IDIOPATHIC PULMONARY FIBROSIS
Idiopathic Diffuse Interstitial Pulmonary Fibrosis; IPF; Pulmonary Fibrosis; Cryptogenic Fibrosing Alveolitis; CFA; Fibrosing Alveolitis; Usual Interstitial Pneumonitis; UIP; Diffuse Fibrosing Alveolitis; Familial Idiopathic Pulmonary Fibrosis (FIPF).
Idiopathic Pulmonary Fibrosis (IPF) is a condition in which tissue deep in the lungs becomes thick and stiff, or scarred, over time. The development of the scarred tissue is called fibrosis. As the lung tissue becomes thickened the lungs lose their ability to transfer oxygen into the bloodstream. As a result, the brain and other organs do not get the oxygen they need to function properly. The condition is ‘idiopathic’ because there is no known cause for the disease but exposure to irritants, such as cigarette smoking, viral infections, exposure to environmental pollutants, certain side affects from antibiotics, heart and cancer medicines are suspected causes. Some people may be more likely to develop IPF because of their genes. This condition is called Familial Idiopathic Pulmonary Fibrosis (FIPF). The most common signs and symptoms are shortness of breath, a dry, hacking cough that does not get better, weight loss, fatigue or malaise, aching muscles and joints and clubbing of fingers or toes. IPF may lead to other medical conditions including collapsed lung, lung infections, blood clots in the lungs and lung cancer. The disease occurs most often in people over 50 years old. The prevalence is estimated to be in the order of 20 per 100,000 but is thought to be significantly higher in those aged 75 and older.
TESTING, PHYSICAL FINDINGS, AND ICD-9-CM CODING
Physical Findings: Physical exam with documentation of abnormal breath sounds (cackles) and in advanced disease, blue-colored skin (cyanosis) around the mouth or in the fingernails (due to low oxygen) and clubbing of the fingers and toes.
Diagnostic Testing: chest x-ray and HRCT scan, spirometry or bronchoscopy to determine the extent of lung damage and scarring.

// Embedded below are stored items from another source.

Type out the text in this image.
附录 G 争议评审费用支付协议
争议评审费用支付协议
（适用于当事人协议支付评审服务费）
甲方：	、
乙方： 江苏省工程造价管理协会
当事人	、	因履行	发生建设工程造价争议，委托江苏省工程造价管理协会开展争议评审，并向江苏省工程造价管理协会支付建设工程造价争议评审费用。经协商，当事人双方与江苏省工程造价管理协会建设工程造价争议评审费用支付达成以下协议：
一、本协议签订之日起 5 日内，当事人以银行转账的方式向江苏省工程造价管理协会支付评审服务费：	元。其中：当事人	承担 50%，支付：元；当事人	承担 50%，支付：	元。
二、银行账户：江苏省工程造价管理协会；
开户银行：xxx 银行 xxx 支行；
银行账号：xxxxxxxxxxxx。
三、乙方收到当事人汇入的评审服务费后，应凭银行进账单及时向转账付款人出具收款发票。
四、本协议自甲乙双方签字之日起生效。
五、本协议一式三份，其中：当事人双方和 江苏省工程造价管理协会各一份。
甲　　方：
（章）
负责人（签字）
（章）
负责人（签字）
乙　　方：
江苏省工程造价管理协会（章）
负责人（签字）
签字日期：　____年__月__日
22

Pulse oximetry, arterial blood gas tests and EKG to measure the oxygen and carbon dioxide levels in the bloodstream. TB test to rule out tuberculosis. Surgical lung biopsy to confirm the diagnosis, determine the progression of the disease and to rule out other causes of the condition, such as sarcoidosis, cancer or infection.
ONSET AND PROGRESSION
As IPF progresses it worsens and potentially life-threatening conditions develop such as respiratory failure, pulmonary hypertension and heart failure. Individuals with this disease usually die within 3 to 5 years of diagnosis.

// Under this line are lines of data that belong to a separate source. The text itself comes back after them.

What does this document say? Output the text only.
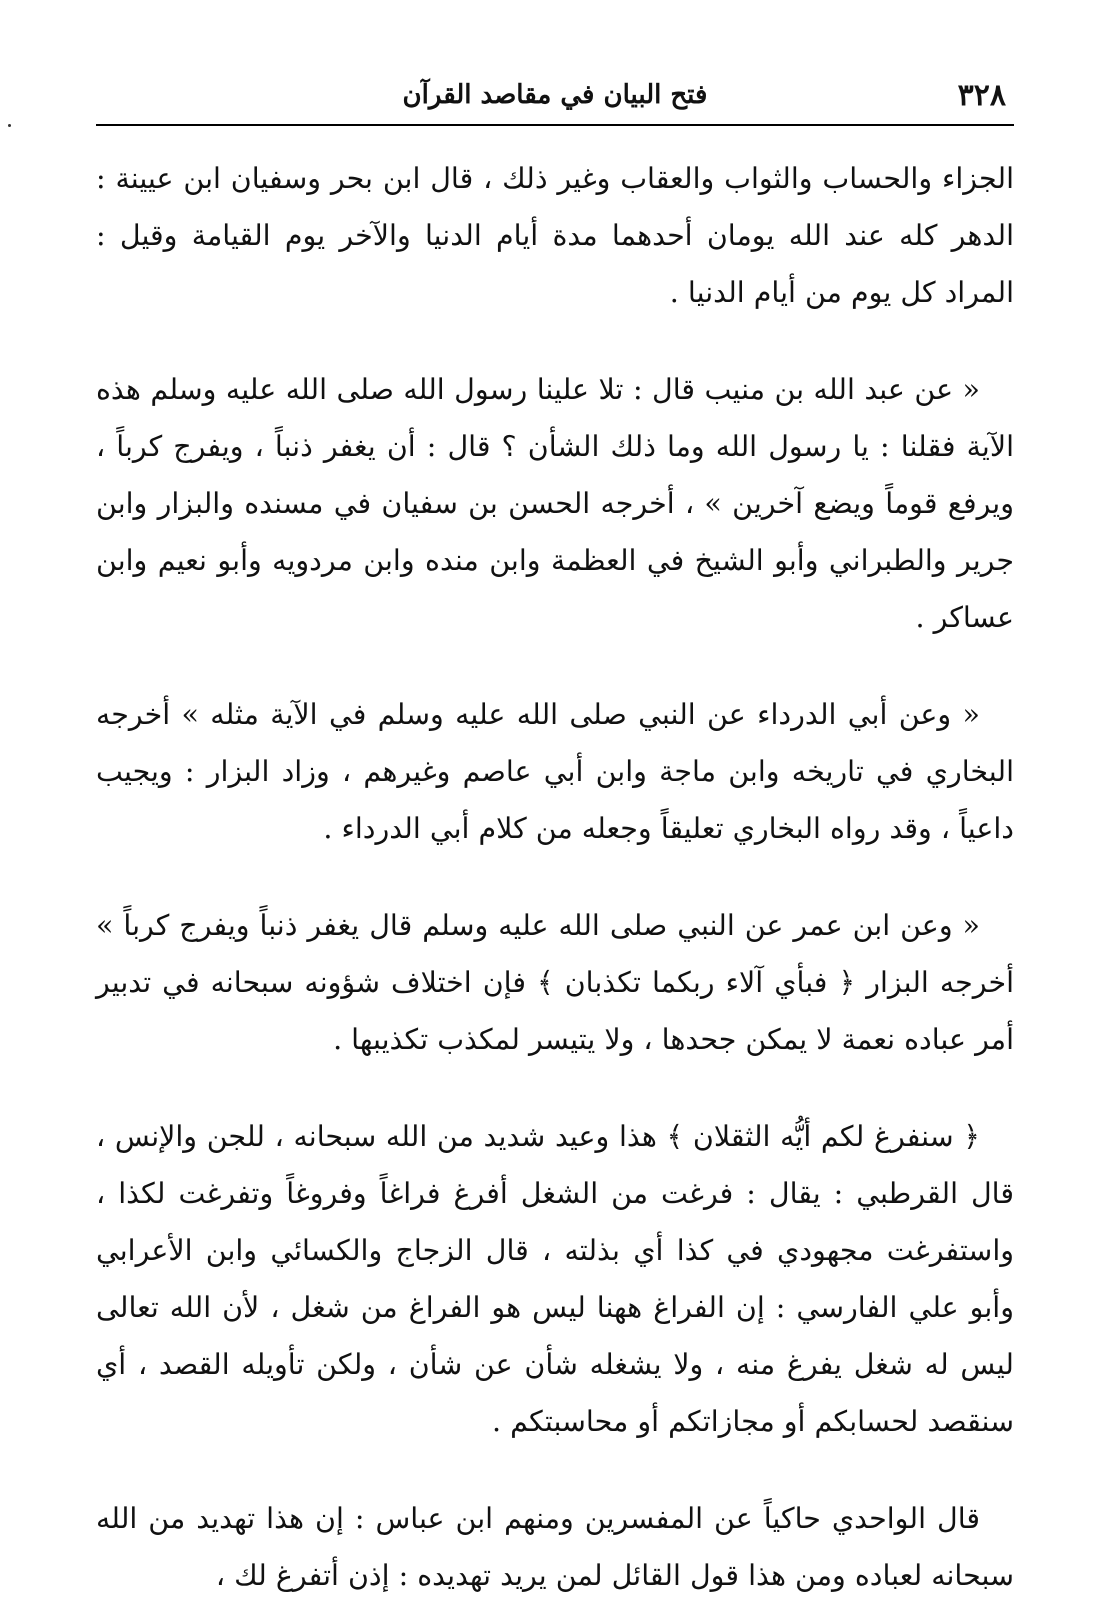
٣٢٨
فتح البيان في مقاصد القرآن

الجزاء والحساب والثواب والعقاب وغير ذلك ، قال ابن بحر وسفيان ابن عيينة : الدهر كله عند الله يومان أحدهما مدة أيام الدنيا والآخر يوم القيامة وقيل : المراد كل يوم من أيام الدنيا .

« عن عبد الله بن منيب قال : تلا علينا رسول الله صلى الله عليه وسلم هذه الآية فقلنا : يا رسول الله وما ذلك الشأن ؟ قال : أن يغفر ذنباً ، ويفرج كرباً ، ويرفع قوماً ويضع آخرين » ، أخرجه الحسن بن سفيان في مسنده والبزار وابن جرير والطبراني وأبو الشيخ في العظمة وابن منده وابن مردويه وأبو نعيم وابن عساكر .

« وعن أبي الدرداء عن النبي صلى الله عليه وسلم في الآية مثله » أخرجه البخاري في تاريخه وابن ماجة وابن أبي عاصم وغيرهم ، وزاد البزار : ويجيب داعياً ، وقد رواه البخاري تعليقاً وجعله من كلام أبي الدرداء .

« وعن ابن عمر عن النبي صلى الله عليه وسلم قال يغفر ذنباً ويفرج كرباً » أخرجه البزار ﴿ فبأي آلاء ربكما تكذبان ﴾ فإن اختلاف شؤونه سبحانه في تدبير أمر عباده نعمة لا يمكن جحدها ، ولا يتيسر لمكذب تكذيبها .

﴿ سنفرغ لكم أيُّه الثقلان ﴾ هذا وعيد شديد من الله سبحانه ، للجن والإنس ، قال القرطبي : يقال : فرغت من الشغل أفرغ فراغاً وفروغاً وتفرغت لكذا ، واستفرغت مجهودي في كذا أي بذلته ، قال الزجاج والكسائي وابن الأعرابي وأبو علي الفارسي : إن الفراغ ههنا ليس هو الفراغ من شغل ، لأن الله تعالى ليس له شغل يفرغ منه ، ولا يشغله شأن عن شأن ، ولكن تأويله القصد ، أي سنقصد لحسابكم أو مجازاتكم أو محاسبتكم .

قال الواحدي حاكياً عن المفسرين ومنهم ابن عباس : إن هذا تهديد من الله سبحانه لعباده ومن هذا قول القائل لمن يريد تهديده : إذن أتفرغ لك ،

IPF is treated with anti-inflammatory medicines such as: Prednisone and immune system suppressants. Flu and pneumonia vaccines, cough medicines or oral codeine, Vitamin D, calcium and anti-reflux therapy to control gastroesophageal reflux disease (GERD) which is sometimes present, are also prescribed. Oxygen therapy, pulmonary rehabilitation and lung transplant are also used to manage the disease. The lung damage can not be reversed, but with treatment, more damage and scarring can be prevented and may improve the quality of life for these individuals.
SUGGESTED PROGRAMMATIC ASSESSMENT*
Suggested MER for Evaluation: Clinical evaluation with a description of symptoms, physical signs, biopsy reports, PFTs (Pulmonary Function Tests) including diffusing capacity (DLCO), spirometry and ABGs (Arterial Blood Gas Studies), and response, if any, to a regimen of treatment. Pulmonary hypertension may be apparent clinically and confirmed by echocardiography and/or right heart catheterization.
Suggested Listings for Evaluation:
3.02 A, B, or C,
A description of findings establishing the diagnosis and response to treatment is needed when evaluating this condition. To meet listings 3.02 A, B or C, program compliant PFTs including diffusing capacity (DLCO), spirometry and/or ABGs documenting listing level severity would be needed. DLCO is particularly important as gas exchange is commonly impaired to a greater degree than ventilatory function.
3.02 A, B, or C,
Review of the claim by a physician experienced in the management of patients with IPF would generally be required to determine if there was sufficient evidence to establish severity equal to the intent of the listing.